Taiwan’s exports of e-bikes jumped more than 50 percent in 2018 with each unit costing more than US$1,300 on average, much more than standard bicycles, according to customs data.

Taiwan had for years been the world’s number-one bike producer until the 1990s, when China’s economic reforms saw firms take advantage of a vast, cheap labour force that absorbed virtually all output of the island’s bikes.

And while Chinese factories continue to play a dominant role, Taiwan production is bouncing back. In the first quarter of 2019, e-bike exports from the island to Europe increased 135 percent on-year while shipments to the US climbed 78 percent.

No more special treatment

There are other increasingly compelling economic reasons to shift manufacturing away from China.

In January the EU introduced a series of anti-dumping measures after years of complaints that Chinese-made e-bikes were saturating the market, sold for below production costs thanks to state subsidies.

Then there are the punitive US tariffs imposed as part of the trade war, which has battered many Taiwanese companies that assemble on the mainland.

That has led to an even more pronounced surge in exports from Taiwan factories with firms across a range of industries increasingly willing to return home or look elsewhere for new factories.

“The shift was already kind of underway before Trump was elected, or people were talking about it anyway,” explained Shelley Rigger, an expert on Taiwan at Davidson College in North Carolina.

Even before the trade war, she said, Taiwanese companies were worried about increased labour costs in China and the fact many of the incentives used to lure them had dried up.

“They’re not getting special treatment as much and the cost benefit, they can find lower costs elsewhere. It’s been more sort of a diversification rather than a relocation,” she told AFP.

The trade war has only added to concerns, with Taiwan among Asia’s most vulnerable economies given China and Hong Kong account for 40 percent of its exports.

The island’s bike industry is seen as a useful gauge of its economic trends because the major manufacturers so closely mimic its astonishing economic rise in the past few decades.

‘Very important market’

Like Taiwan itself, the bike manufacturers began at the bottom of the global supply chain, churning out low-quality parts and products.

But as skills and knowledge improved, they became some of the world?s best-known brands with Giant — known as Trek in the US — and Merida becoming global leaders.

President Tsai Ing-wen hails from a political bloc that is deeply sceptical of Beijing and favours being much less economically reliant on it, urging firms to return to the island and leading Beijing to cut ties with the government.

Some have heeded her call.

Tsai Ing-wen
Tsai Ing-wen.
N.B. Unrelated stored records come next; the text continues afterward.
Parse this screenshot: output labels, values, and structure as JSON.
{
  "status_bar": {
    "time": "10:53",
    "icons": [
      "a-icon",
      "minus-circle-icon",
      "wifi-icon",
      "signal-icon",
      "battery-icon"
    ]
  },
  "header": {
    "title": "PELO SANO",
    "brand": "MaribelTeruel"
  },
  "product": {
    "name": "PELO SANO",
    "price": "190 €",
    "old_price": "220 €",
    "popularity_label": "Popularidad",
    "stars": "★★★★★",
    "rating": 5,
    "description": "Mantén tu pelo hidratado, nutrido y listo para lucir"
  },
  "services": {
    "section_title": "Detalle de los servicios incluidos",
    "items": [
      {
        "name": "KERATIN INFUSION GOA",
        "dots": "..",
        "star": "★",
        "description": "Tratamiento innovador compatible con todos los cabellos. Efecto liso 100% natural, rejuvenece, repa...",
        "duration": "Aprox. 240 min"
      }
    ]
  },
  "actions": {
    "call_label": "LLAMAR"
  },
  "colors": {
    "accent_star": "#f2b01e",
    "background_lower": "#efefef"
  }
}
Photo: Taiwan Gov’t.

As of April, some 40 companies, including Giant, have committed to investing a combined US$6.7 billion and creating 21,200 jobs.

But the topic of relocation remains hugely controversial, with business owners fearful of being punished by China and many asking Taipei not to reveal their names or details.

Still, Tu is adamant that Giant is committed to manufacturing in China, which remains “a very important market”.

She portrays the recent opening of new assembly lines in Taiwan — and a factory in Hungary — as part of a need to be closer to consumers, saying “we are a global company”.

But she agreed the trade war had morphed from initial “jitters” to “a new reality”.

“I think I suddenly realised maybe it won’t go away,” she said. “I think the war is here. And we have got to have a long-term plan.”